It’s no secret that EPROMs have great nostalgic value to me, and even today I include them in my projects where ever I can.
For many years now I’ve had a set of the worlds’ first ever commercially available EPROM – the 1702A, sitting in a piece of anti-static foam, waiting to be used once again.
As I’ve long been aware this would be a tall order, because this is a particularly difficult EPROM to program. There are no commercially available programmers and second hand programmers are practically unobtainable. Even if you could obtain one, you may find that is quite large, heavy and difficult to use, perhaps having to program each byte by hand.
This has turned out to be a very tempting idea for a project – a small, compact, easy to use 1702A programmer which interfaces with modern computers.
Fortunately availability of 1702A type devices is actually quite good. I was able to obtain a number of them from eBay for fairly reasonable sums.
I’m not going to go into the detail of programming these devices. This has been done at length on this page. Instead let’s focus on how my design differs from other two-socket designs of which there are a few already on the internet.
Single power supply
Because reading and writing the 1702A requires a cornucopia of different voltages, D.I.Y. programmers are often found to have perhaps three or four different power supplies hanging off them. This is of course a little inconvenient and certainly something I wanted to avoid. My design achieves this with three on-board switching (step-up + inverting) regulators.
Single socket operation
The reason for using two sockets is that the voltages used for reading and writing are so completely different that it becomes difficult to do both on the same socket.
Clearly it is possible because the original design from Intel did do this, as did others of the day. Mine does not share much in common with that design, except for the drivers for the data pins, a less than perfect, but tricky bit of circuitry which I was not able to improve upon.
SMD or through-hole?
I did consider building this as a through-hole design however with 204 components this was going to end up quite large and difficult to lay out. In fact it would likely end up with more than 220 components in a through-hole design due to some of the dual transistor parts I’ve used not being available in through-hole packages.
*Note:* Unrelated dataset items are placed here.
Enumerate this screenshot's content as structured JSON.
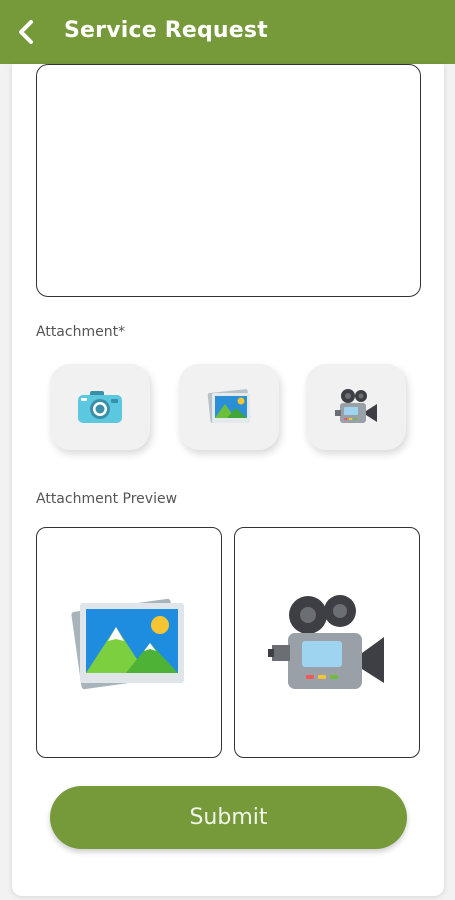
{
  "colors": {
    "accent": "#76993a",
    "header_text": "#ffffff"
  },
  "header": {
    "title": "Service Request",
    "back_icon": "chevron-left-icon"
  },
  "form": {
    "attachment_label": "Attachment*",
    "attachment_buttons": [
      {
        "icon": "camera-icon"
      },
      {
        "icon": "gallery-icon"
      },
      {
        "icon": "video-camera-icon"
      }
    ],
    "preview_label": "Attachment Preview",
    "previews": [
      {
        "icon": "image-preview-icon"
      },
      {
        "icon": "video-preview-icon"
      }
    ],
    "submit_label": "Submit"
  }
}
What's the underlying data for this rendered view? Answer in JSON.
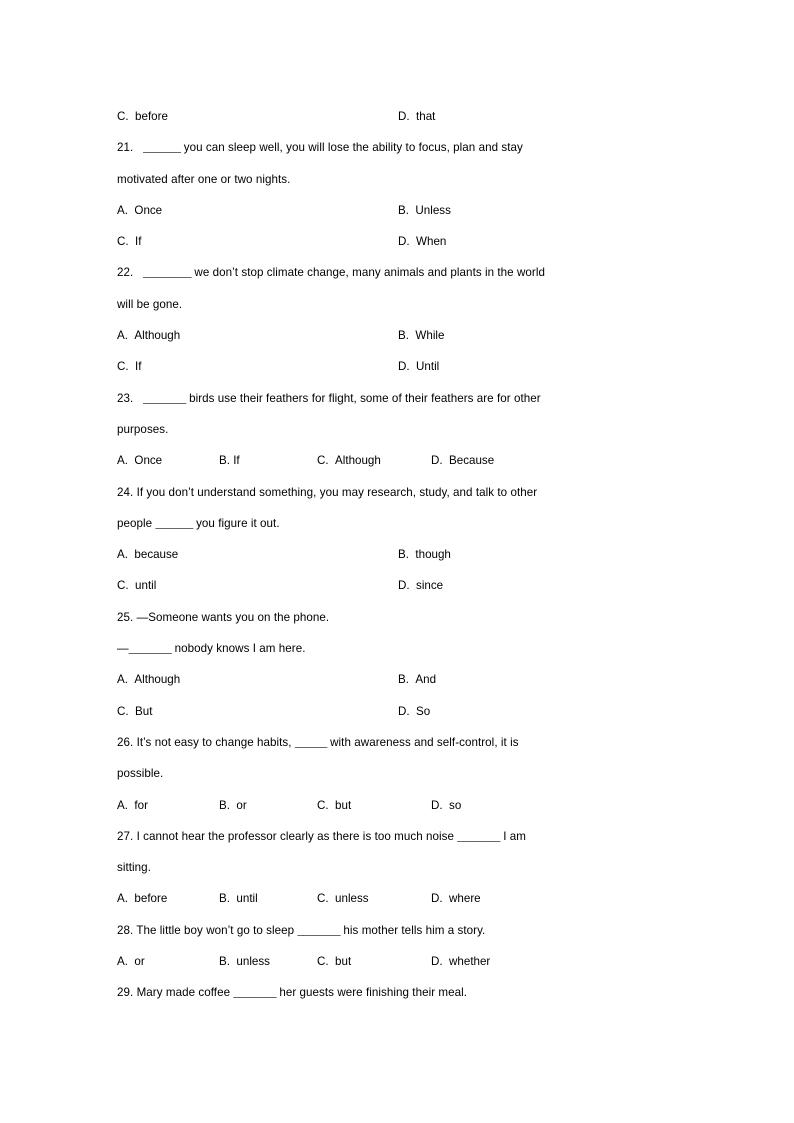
{
  "document": {
    "type": "grammar-worksheet",
    "background_color": "#ffffff",
    "text_color": "#000000"
  },
  "orphan_options": {
    "name": "options-continued-from-previous-question",
    "layout": "2-column",
    "items": [
      {
        "letter": "C.",
        "label": "before"
      },
      {
        "letter": "D.",
        "label": "that"
      }
    ]
  },
  "questions": [
    {
      "number": "21.",
      "lines": [
        {
          "pre": "21.",
          "gap": " ",
          "blank": "_______",
          "post": " you can sleep well, you will lose the ability to focus, plan and stay"
        },
        {
          "pre": "",
          "post": "motivated after one or two nights."
        }
      ],
      "text_line_1_prefix": "21.",
      "text_line_1_blank": "_______",
      "text_line_1_after": " you can sleep well, you will lose the ability to focus, plan and stay",
      "text_line_2": "motivated after one or two nights.",
      "layout": "2-column",
      "options": [
        {
          "letter": "A.",
          "label": "Once"
        },
        {
          "letter": "B.",
          "label": "Unless"
        },
        {
          "letter": "C.",
          "label": "If"
        },
        {
          "letter": "D.",
          "label": "When"
        }
      ]
    },
    {
      "number": "22.",
      "text_line_1_prefix": "22.",
      "text_line_1_blank": "_________",
      "text_line_1_after": " we don’t stop climate change, many animals and plants in the world",
      "text_line_2": "will be gone.",
      "layout": "2-column",
      "options": [
        {
          "letter": "A.",
          "label": "Although"
        },
        {
          "letter": "B.",
          "label": "While"
        },
        {
          "letter": "C.",
          "label": "If"
        },
        {
          "letter": "D.",
          "label": "Until"
        }
      ]
    },
    {
      "number": "23.",
      "text_line_1_prefix": "23.",
      "text_line_1_blank": "________",
      "text_line_1_after": " birds use their feathers for flight, some of their feathers are for other",
      "text_line_2": "purposes.",
      "layout": "4-column",
      "options": [
        {
          "letter": "A.",
          "label": "Once"
        },
        {
          "letter": "B.",
          "label": "If"
        },
        {
          "letter": "C.",
          "label": "Although"
        },
        {
          "letter": "D.",
          "label": "Because"
        }
      ]
    },
    {
      "number": "24.",
      "text_line_1_prefix": "24.",
      "text_line_1_blank": "",
      "text_line_1_after": "  If you don’t understand something, you may research, study, and talk to other",
      "text_line_2_before": "people ",
      "text_line_2_blank": "_______",
      "text_line_2_after": " you figure it out.",
      "layout": "2-column",
      "options": [
        {
          "letter": "A.",
          "label": "because"
        },
        {
          "letter": "B.",
          "label": "though"
        },
        {
          "letter": "C.",
          "label": "until"
        },
        {
          "letter": "D.",
          "label": "since"
        }
      ]
    },
    {
      "number": "25.",
      "text_line_1_prefix": "25.",
      "text_line_1_after": "  —Someone wants you on the phone.",
      "text_line_2_before": "—",
      "text_line_2_blank": "________",
      "text_line_2_after": " nobody knows I am here.",
      "layout": "2-column",
      "options": [
        {
          "letter": "A.",
          "label": "Although"
        },
        {
          "letter": "B.",
          "label": "And"
        },
        {
          "letter": "C.",
          "label": "But"
        },
        {
          "letter": "D.",
          "label": "So"
        }
      ]
    },
    {
      "number": "26.",
      "text_line_1_prefix": "26.",
      "text_line_1_before": "  It’s not easy to change habits, ",
      "text_line_1_blank": "______",
      "text_line_1_after": " with awareness and self-control, it is",
      "text_line_2": "possible.",
      "layout": "4-column",
      "options": [
        {
          "letter": "A.",
          "label": "for"
        },
        {
          "letter": "B.",
          "label": "or"
        },
        {
          "letter": "C.",
          "label": "but"
        },
        {
          "letter": "D.",
          "label": "so"
        }
      ]
    },
    {
      "number": "27.",
      "text_line_1_prefix": "27.",
      "text_line_1_before": "  I cannot hear the professor  clearly as there is too much noise ",
      "text_line_1_blank": "________",
      "text_line_1_after": " I am",
      "text_line_2": "sitting.",
      "layout": "4-column",
      "options": [
        {
          "letter": "A.",
          "label": "before"
        },
        {
          "letter": "B.",
          "label": "until"
        },
        {
          "letter": "C.",
          "label": "unless"
        },
        {
          "letter": "D.",
          "label": "where"
        }
      ]
    },
    {
      "number": "28.",
      "text_line_1_prefix": "28.",
      "text_line_1_before": "  The little boy won’t go to sleep ",
      "text_line_1_blank": "________",
      "text_line_1_after": " his mother tells him a story.",
      "layout": "4-column",
      "options": [
        {
          "letter": "A.",
          "label": "or"
        },
        {
          "letter": "B.",
          "label": "unless"
        },
        {
          "letter": "C.",
          "label": "but"
        },
        {
          "letter": "D.",
          "label": "whether"
        }
      ]
    },
    {
      "number": "29.",
      "text_line_1_prefix": "29.",
      "text_line_1_before": "  Mary made coffee ",
      "text_line_1_blank": "________",
      "text_line_1_after": " her guests were finishing their meal."
    }
  ]
}
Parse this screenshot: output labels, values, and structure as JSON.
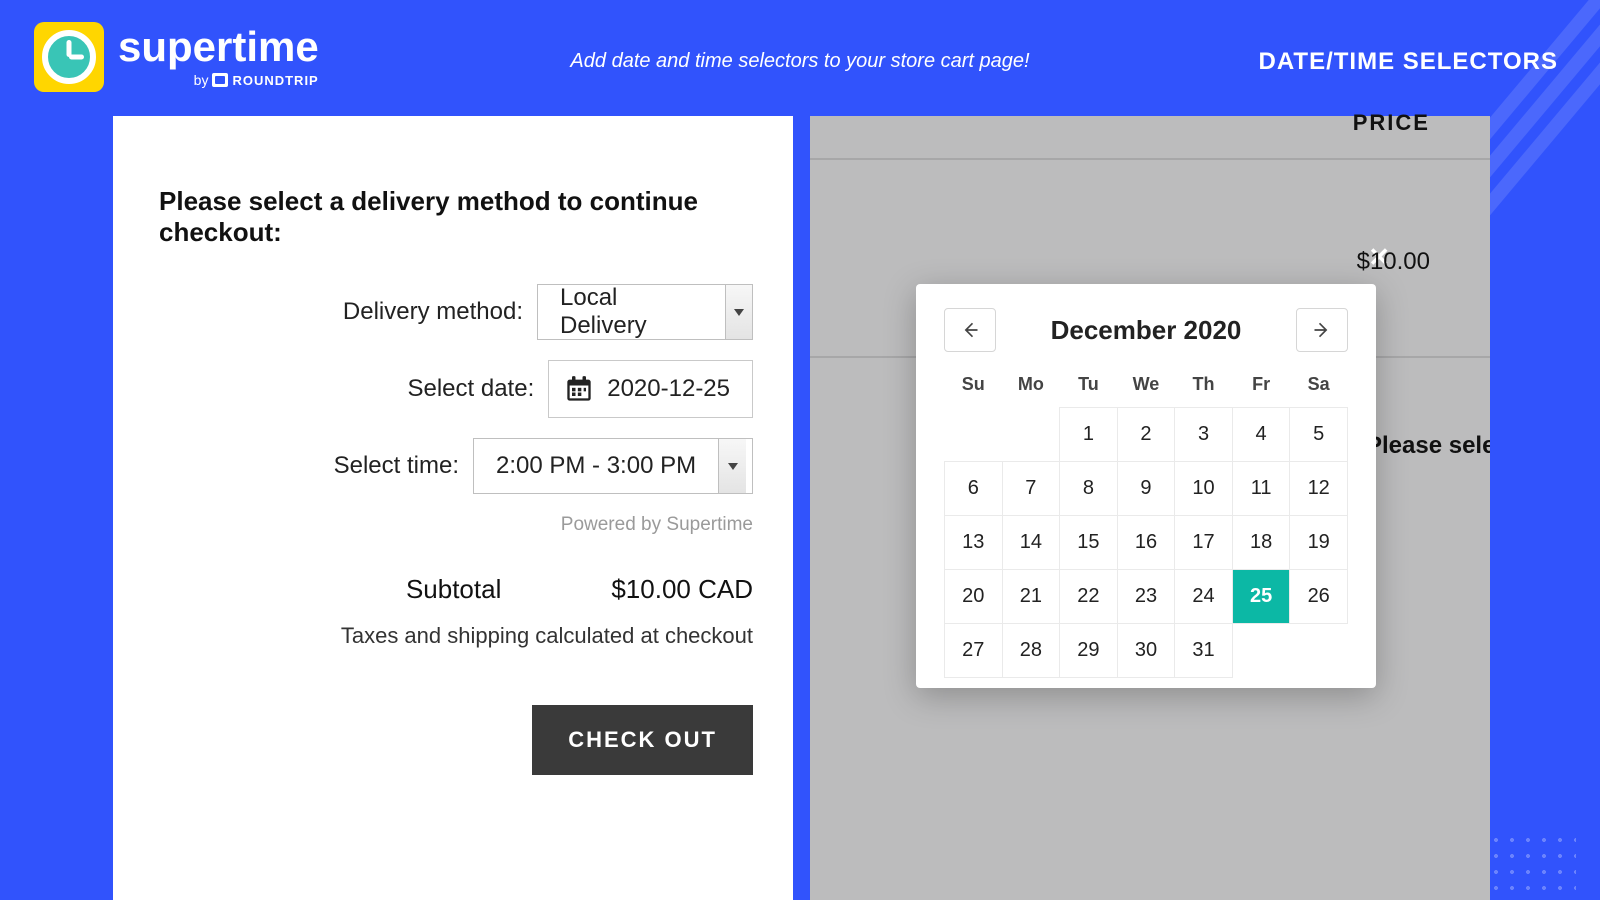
{
  "header": {
    "brand": "supertime",
    "byline_prefix": "by",
    "byline_brand": "ROUNDTRIP",
    "tagline": "Add date and time selectors to your store cart page!",
    "right_label": "DATE/TIME SELECTORS"
  },
  "left": {
    "title": "Please select a delivery method to continue checkout:",
    "delivery_label": "Delivery method:",
    "delivery_value": "Local Delivery",
    "date_label": "Select date:",
    "date_value": "2020-12-25",
    "time_label": "Select time:",
    "time_value": "2:00 PM - 3:00 PM",
    "powered": "Powered by Supertime",
    "subtotal_label": "Subtotal",
    "subtotal_value": "$10.00 CAD",
    "taxes_note": "Taxes and shipping calculated at checkout",
    "checkout": "CHECK OUT"
  },
  "right": {
    "price_header": "PRICE",
    "amount": "$10.00",
    "close": "✕",
    "please": "Please sele"
  },
  "calendar": {
    "month_label": "December 2020",
    "weekdays": [
      "Su",
      "Mo",
      "Tu",
      "We",
      "Th",
      "Fr",
      "Sa"
    ],
    "leading_blanks": 2,
    "days": 31,
    "selected": 25
  }
}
Here is an example of a dual socket programmer in through-hole. My single socket design would have been considerably larger.
Physical form factor
I decided to build it as an Arduino mega shield, mainly so I could use it on my previously constructed 8086 Arduino contraption (The reason it has a DE-9 RS-232 connector fitted, this board does not have USB to serial like the Arduino)
Another reason for this form is because if attached to an Arduino, this reduces the overall size even further.
Building one yourself
If you have a sound understanding of how these devices are programmed, are well equipped and have very good soldering and troubleshooting skills – everything you need to build one is provided below.
Update: I was rather surprised to find that people are actually building these things. There are now three others that I am aware of:
If you go to the trouble of building one, let me know about it. I enjoy seeing them 😉
Host software / firmware
Please see the main project page for more information.
- Can be downloaded from here.
- You can also see the schematic for the reader board seen in the YouTube video here.
There are two version of gerbers for this board.
- “Long” version – which has the exact dimensions of the Arduino mega PCB. It’s 101.5mm x 53.5mm in size, which is over the 100×100 limit of seeedstudio’s $4 PCB service. Use this gerber if using a PCB house that doesn’t charge a lot more for exceeding 100mm (image).
- “Short” version – which has the tab at the end of the board cropped a little. It’s 99.95mm x 53.5mm in size (image).
Neither version includes any signatures or graphics seen in my photos. Those are for my boards only 😉
A complete BOM can be downloaded here. Exact part numbers for special components are specified, however generic stuff such as resistors and capacitors are not. Up to you to choose those.